Emirates Team New Zealand (ETNZ), defender of the America’s Cup, and Luna Rossa, challenger of record, have become embroiled in a war of words over a ruling that ends the former’s plans for a land-based stadium event surrounding the 36th edition of the sailing showpiece in Auckland.
The America’s Cup Arbitration Panel issued a ruling overnight that effectively cancels the use of the inner harbour stadium race courses for all racing of the Prada Cup, the challenger selection series to be held in January and February 2021, along with the America’s Cup Match itself, scheduled for March 6-21.
As the defending champion from the 2017 America’s Cup, ETNZ has held the right to organise the next edition and had been planning to include two courses in the Rangitoto Channel nearest to Auckland’s inner city waterfront and along the North Shore’s eastern beaches.
This would have allowed land-based spectators a closer view of the action, with ETNZ stating the images with Auckland City as a backdrop during racing had always been a “critical part” of showcasing Auckland and New Zealand to the world in an event with a significant global audience.
“Quite frankly we are outraged by this decision, it has gone against everything we have been trying to achieve over the last three years, with no consideration to the effect this has on the public of New Zealand and the city of Auckland,” said ETNZ CEO Grant Dalton.

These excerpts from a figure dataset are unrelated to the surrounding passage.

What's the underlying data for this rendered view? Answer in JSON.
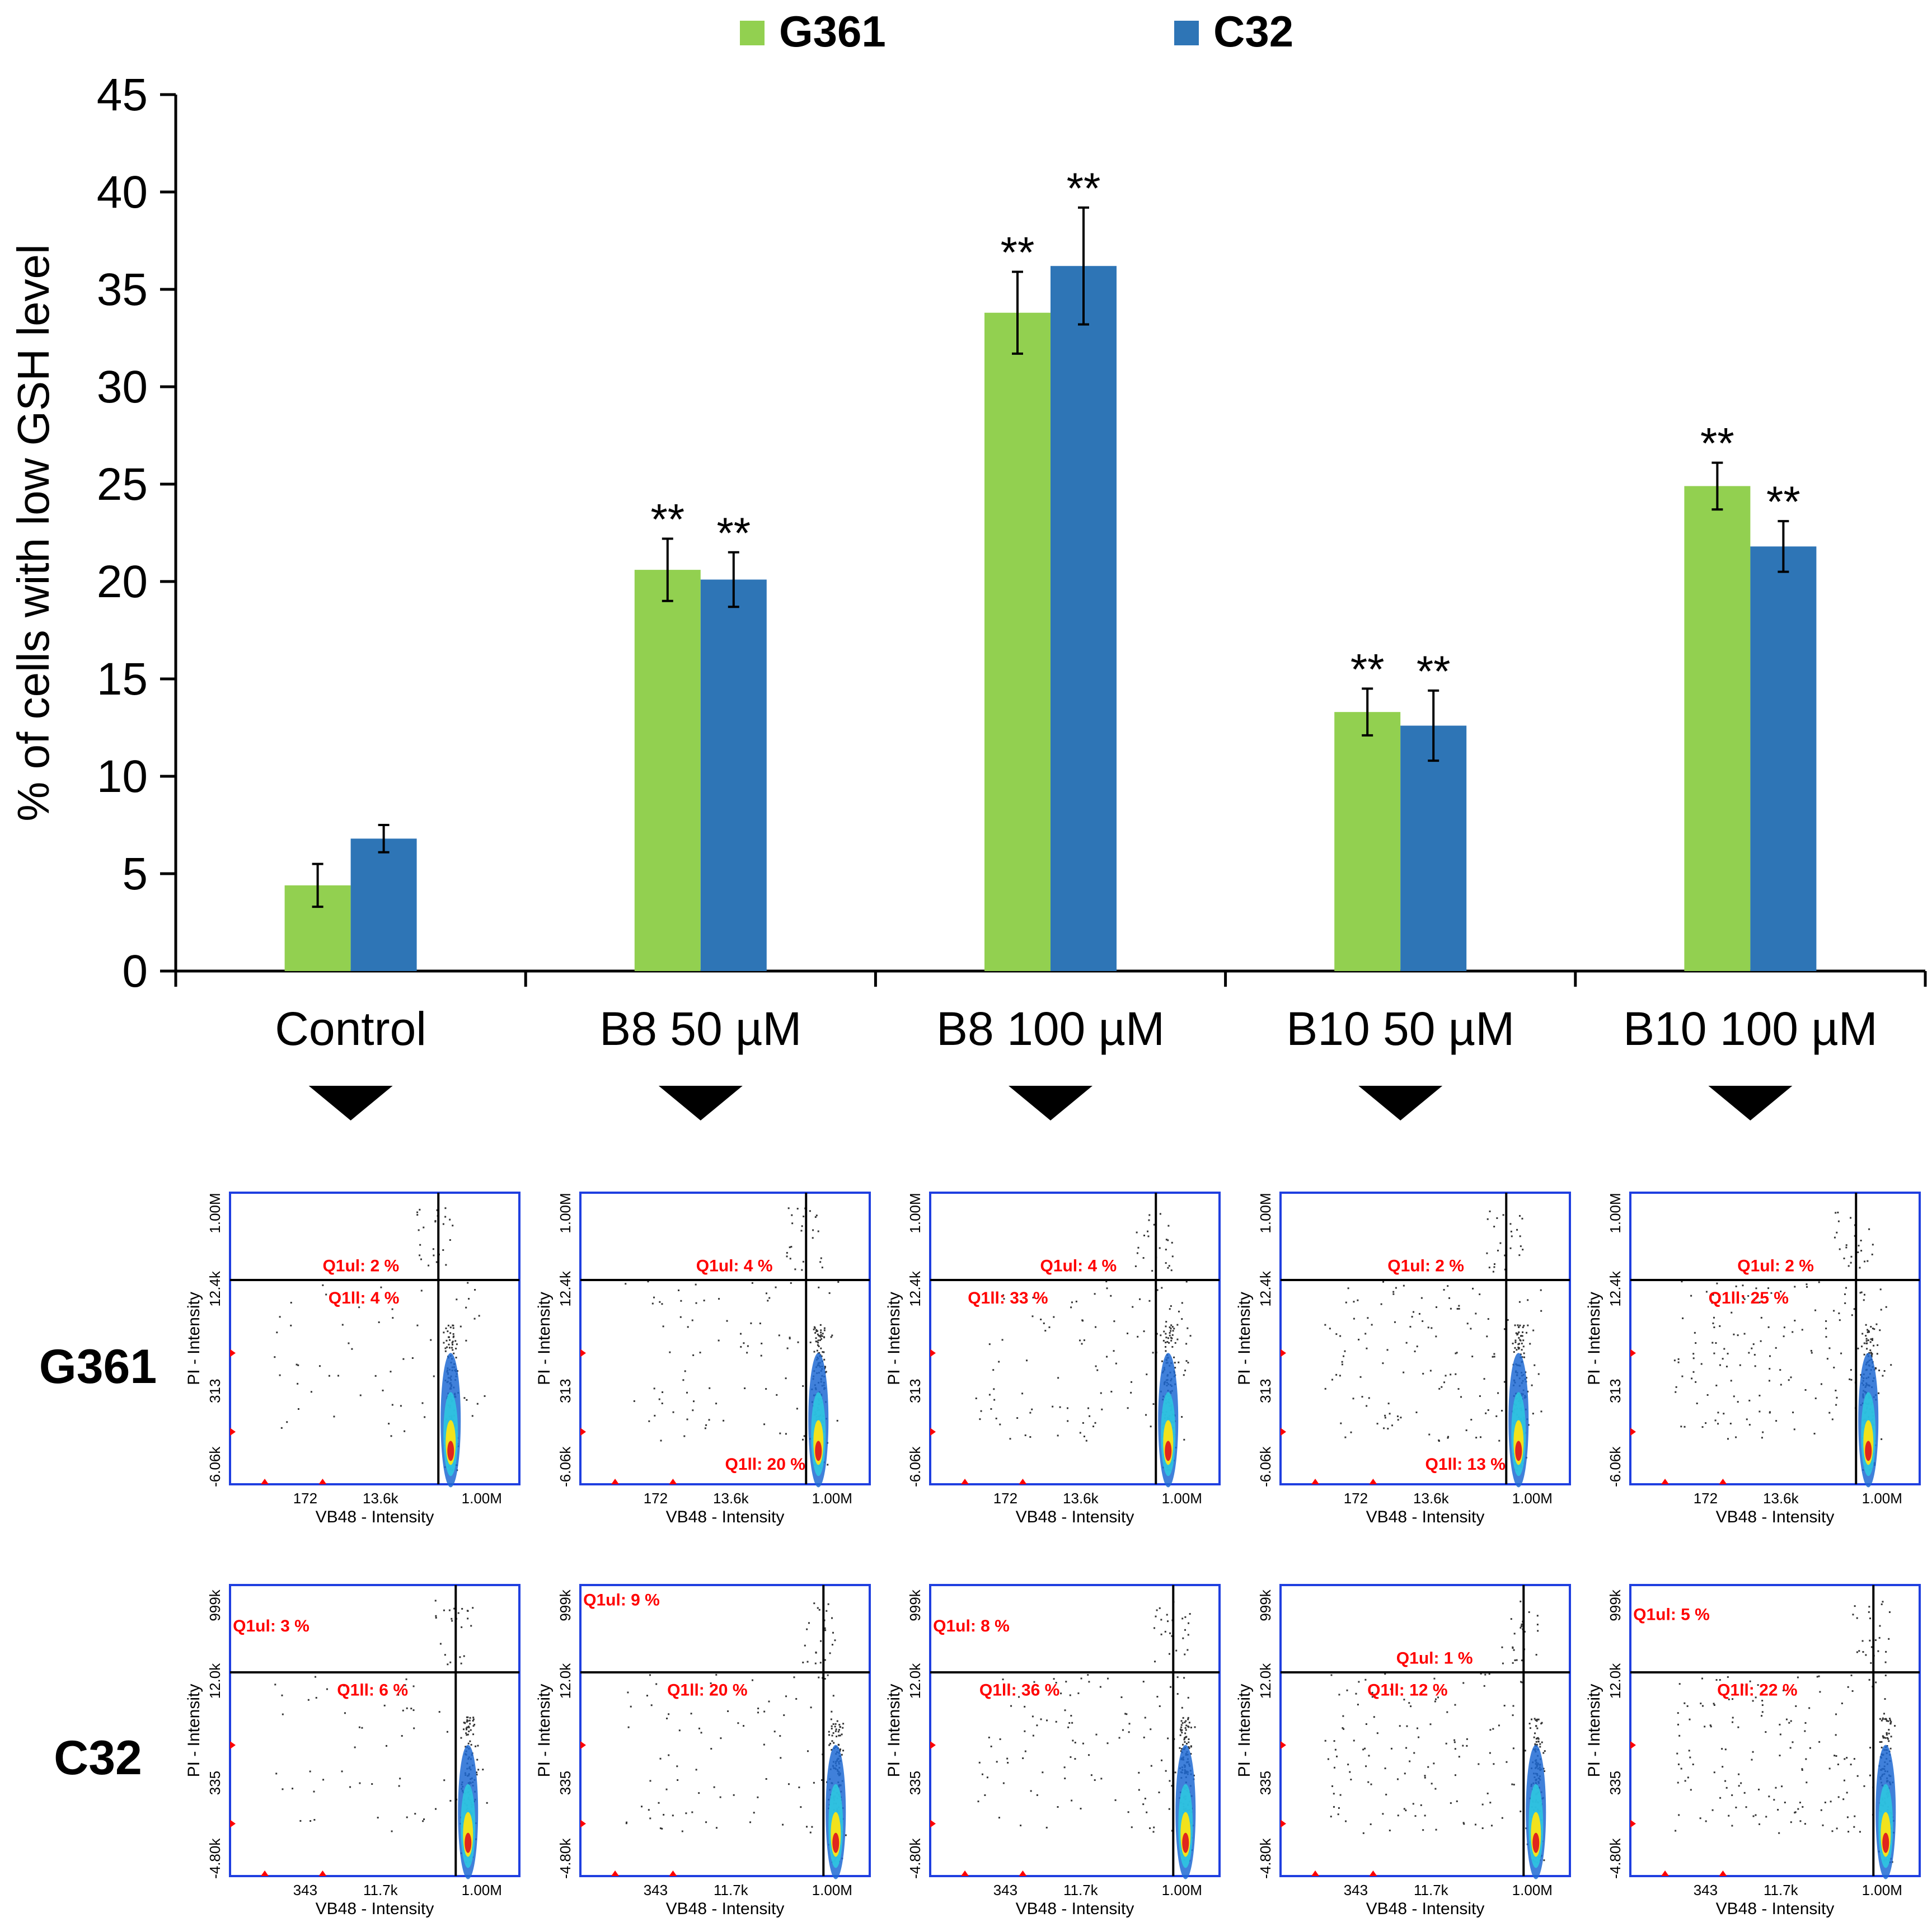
{
  "chart_data": {
    "type": "bar",
    "legend": {
      "position": "top-center",
      "entries": [
        {
          "name": "G361",
          "color": "#92d050"
        },
        {
          "name": "C32",
          "color": "#2e75b6"
        }
      ]
    },
    "ylabel": "% of cells with low GSH level",
    "xlabel": "",
    "ylim": [
      0,
      45
    ],
    "yticks": [
      0,
      5,
      10,
      15,
      20,
      25,
      30,
      35,
      40,
      45
    ],
    "categories": [
      "Control",
      "B8 50 µM",
      "B8 100 µM",
      "B10 50 µM",
      "B10 100 µM"
    ],
    "series": [
      {
        "name": "G361",
        "color": "#92d050",
        "values": [
          4.4,
          20.6,
          33.8,
          13.3,
          24.9
        ],
        "errors": [
          1.1,
          1.6,
          2.1,
          1.2,
          1.2
        ],
        "significance": [
          "",
          "**",
          "**",
          "**",
          "**"
        ]
      },
      {
        "name": "C32",
        "color": "#2e75b6",
        "values": [
          6.8,
          20.1,
          36.2,
          12.6,
          21.8
        ],
        "errors": [
          0.7,
          1.4,
          3.0,
          1.8,
          1.3
        ],
        "significance": [
          "",
          "**",
          "**",
          "**",
          "**"
        ]
      }
    ],
    "grid": false
  },
  "flow_panels": {
    "xlabel": "VB48 - Intensity",
    "ylabel": "PI - Intensity",
    "rows": [
      {
        "label": "G361",
        "x_ticks": [
          "172",
          "13.6k",
          "1.00M"
        ],
        "y_ticks": [
          "-6.06k",
          "313",
          "12.4k",
          "1.00M"
        ],
        "gates": [
          {
            "ul": "Q1ul: 2 %",
            "ll": "Q1ll: 4 %"
          },
          {
            "ul": "Q1ul: 4 %",
            "ll": "Q1ll: 20 %"
          },
          {
            "ul": "Q1ul: 4 %",
            "ll": "Q1ll: 33 %"
          },
          {
            "ul": "Q1ul: 2 %",
            "ll": "Q1ll: 13 %"
          },
          {
            "ul": "Q1ul: 2 %",
            "ll": "Q1ll: 25 %"
          }
        ]
      },
      {
        "label": "C32",
        "x_ticks": [
          "343",
          "11.7k",
          "1.00M"
        ],
        "y_ticks": [
          "-4.80k",
          "335",
          "12.0k",
          "999k"
        ],
        "gates": [
          {
            "ul": "Q1ul: 3 %",
            "ll": "Q1ll: 6 %"
          },
          {
            "ul": "Q1ul: 9 %",
            "ll": "Q1ll: 20 %"
          },
          {
            "ul": "Q1ul: 8 %",
            "ll": "Q1ll: 36 %"
          },
          {
            "ul": "Q1ul: 1 %",
            "ll": "Q1ll: 12 %"
          },
          {
            "ul": "Q1ul: 5 %",
            "ll": "Q1ll: 22 %"
          }
        ]
      }
    ]
  }
}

The New Zealand government and Auckland Council are reported to have invested around NZ$250m (£127.3m/€141m/$166.7m) into the staging of the America’s Cup and ETNZ has said it is considering if there are any options to remedy the decision.
Nick Hill, independent chair of AC36 Chief Executive Group, added: “We’ve been clear that the parties need to work together to resolve these issues as quickly as possible. The uses of the courses and the parameters around their use were agreed to by all of the agencies, including the Challenger of Record representative and the Defender in February.
“We expect to see an event where Aucklanders can share in the experience, and that showcases Auckland to the world, and we will work with the parties to help achieve that outcome.”
For its part, Italian syndicate Luna Rossa, which was supported in its appeal by fellow challengers INEOS Team UK and American Magic, maintained their move was based around the concept of sporting fairness as the two courses in question would not have been available for the entirety of the regatta.
Luna Rossa said in a statement: “In early September, the Challenger of Record discovered, without having been previously involved nor informed by the Defender, that the Round Robins and the Semi-Finals of the Challengers Selection Series – the Prada Cup – could not be sailed on courses B and C, designated as preferred courses for the Final Match. A situation that the Defender had kept hidden since the end of January/beginning of February.”
It added: “The attacks by Emirates Team New Zealand are intended solely at discrediting the Luna Rossa Prada Pirelli team with populist pretexts that tend to mask the attempt to gain an unfair advantage over the Challengers who, we repeat, unanimously supported COR 36 by each lodging their own independent submission.”